Angaben aus der Verlagsmeldung

Das letzte Tabu : Über das Sterben reden und den Abschied leben lernen / von Anneliese Keil, Henning Scherf


Viele Menschen sterben angeschlossen an Schläuchen auf der Intensivstation eines Krankenhauses. Wenn sie Glück haben, ist jemand da, der ihre Hand hält. Müssen wir Angst vor der Einsamkeit am Ende haben? Henning Scherf und Annelie Keil beobachten und fordern eine gesellschaftliche Kursänderung. Sie beschreiben ihre persönlichen Erfahrungen mit dem Tod, bittere wie tröstliche, und verbinden diese mit der Frage: Wie wollen wir sterben?
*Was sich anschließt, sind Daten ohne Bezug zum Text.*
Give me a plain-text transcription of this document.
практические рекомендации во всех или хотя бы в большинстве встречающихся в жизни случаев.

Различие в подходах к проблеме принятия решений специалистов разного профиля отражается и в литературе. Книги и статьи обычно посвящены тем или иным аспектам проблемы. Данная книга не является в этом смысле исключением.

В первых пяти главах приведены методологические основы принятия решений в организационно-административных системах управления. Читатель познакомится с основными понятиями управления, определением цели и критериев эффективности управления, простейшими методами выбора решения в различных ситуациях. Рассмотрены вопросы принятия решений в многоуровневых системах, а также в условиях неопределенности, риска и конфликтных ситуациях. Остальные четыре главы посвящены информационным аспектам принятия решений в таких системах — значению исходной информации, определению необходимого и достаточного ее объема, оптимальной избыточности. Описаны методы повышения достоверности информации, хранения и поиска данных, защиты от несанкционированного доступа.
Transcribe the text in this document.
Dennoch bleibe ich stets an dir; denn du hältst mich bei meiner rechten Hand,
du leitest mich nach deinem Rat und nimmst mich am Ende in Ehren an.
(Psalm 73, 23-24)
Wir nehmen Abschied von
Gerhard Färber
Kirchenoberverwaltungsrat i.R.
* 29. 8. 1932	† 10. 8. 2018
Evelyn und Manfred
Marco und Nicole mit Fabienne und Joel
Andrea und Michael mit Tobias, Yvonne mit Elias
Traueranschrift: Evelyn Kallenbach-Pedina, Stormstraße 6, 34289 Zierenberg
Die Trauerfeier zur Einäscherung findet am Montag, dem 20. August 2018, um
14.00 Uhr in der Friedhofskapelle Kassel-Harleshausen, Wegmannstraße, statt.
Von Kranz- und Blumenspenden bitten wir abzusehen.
Ein sehr persönliches Buch, das auch eminent politisch ist. Und das Mut macht, Abschied gemeinsam zu leben, um erträglicher zu machen, was wir zuletzt alle durchleben müssen. Was ist ein guter Tod? Wie sterben wir? Und: Wie möchten wir sterben? Wir leben in einer Leistungsgesellschaft, in einer industrialisierten Gesellschaft, in der jeder eine Rolle zu erfüllen hat. Wir sterben angeschlossen an Schläuche auf der Intensivstation eines Krankenhauses und wenn wir Glück haben, ist jemand da, der unsere Hand hält. Immer öfter nehmen sich Menschen im hohen Alter das Leben, weil sie einsam sind, weil sie ihren Kindern und Enkeln nicht zur Last fallen wollen. Sogar im Parlament wird die Möglichkeit der Sterbehilfe diskutiert, weil viele dies wollen, weil unsere europäischen Nachbarn dies zum Teil schon praktizieren, weil wir unseren Tod selbst bestimmen wollen, weil wir Angst vor der Einsamkeit am Ende haben. Wir lassen uns anonym bestatten, weil ohnehin niemand da ist, der das Grab pflegt. Wir verdrängen unsere Trauer und machen weiter wie bisher, weil unsere Funktionsgesellschaft das so von uns erwartet.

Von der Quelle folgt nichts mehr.